Die amerikanische Lähmung ist selbst an den Grenzen der Weltwirtschaft spürbar. Silicon Valley behauptet, Erfindungen zu schätzen, nutzt aber Warnsignale und juristische Manöver, um Barrieren zu errichten. China hingegen legt Wert auf Größe und Produktion und orientiert sich am Ethos des berühmten ehemaligen Intel-CEO Andy Grove. Wenn Silicon Valley oder das Perlflussdelta die Größe und den Anspruch der Ingenieurskunst mit starken gesetzlichen Rechten und Schutzmaßnahmen in Einklang bringen könnten, wären sie nicht mehr aufzuhalten.
Was „Breakneck“ so besonders macht, ist die Mischung aus Theorie, Wirtschaftsdaten, Soziologie und persönlicher Beobachtung. Vieles, was heute über China gesagt wird, vermischt distanzierte Informationen aus dritter Hand mit abstrakten Erkenntnissen von Denkfabriken. Doch Wang lebt, was er schreibt. Er kennt das Essen, die Straßen, die Städte und die Politik Chinas, der USA und Kanadas und bringt in jedes dieser Länder die gemischte Perspektive eines Einheimischen und eines ausländischen Besuchers ein. So können die Leser die Orte sehen, fühlen und schmecken, die die Welt heute bewegen. Details des äußeren Erscheinungsbildes werden zur Substanz des Verständnisses.

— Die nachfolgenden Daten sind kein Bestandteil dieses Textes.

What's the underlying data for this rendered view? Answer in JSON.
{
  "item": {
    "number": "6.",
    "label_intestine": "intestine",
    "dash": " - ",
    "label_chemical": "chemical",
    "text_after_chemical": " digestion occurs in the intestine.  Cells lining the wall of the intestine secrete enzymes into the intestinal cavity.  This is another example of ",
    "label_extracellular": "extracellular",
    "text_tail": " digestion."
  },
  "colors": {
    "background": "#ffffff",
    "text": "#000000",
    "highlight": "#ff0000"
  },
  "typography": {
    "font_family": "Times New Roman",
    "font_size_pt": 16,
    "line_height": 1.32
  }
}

Eine der vielleicht dringendsten und schwierigsten Aufgaben der Welt im 21. Jahrhundert besteht darin, eine Synthese aus den besten Seiten Chinas und den USA zu schaffen und gleichzeitig die schlechtesten Seiten beider Seiten zu vermeiden. „Breakneck“ ist aufgrund seiner Informationen und seiner Handlung ein Muss und reflektiert die Spannung zwischen Ehrgeiz und Zurückhaltung, zwischen Aufbau und Blockierung, zwischen dem Werkzeug des Baumeisters und dem Hammer des Richters.
Der Autor
J. Bradford DeLong, ehemaliger stellvertretender US-Finanzminister, ist Professor für Wirtschaftswissenschaften an der University of California, Berkeley, und Autor von Slouching Towards Utopia: An Economic History of the Twentieth Century (Basic Books, 2022).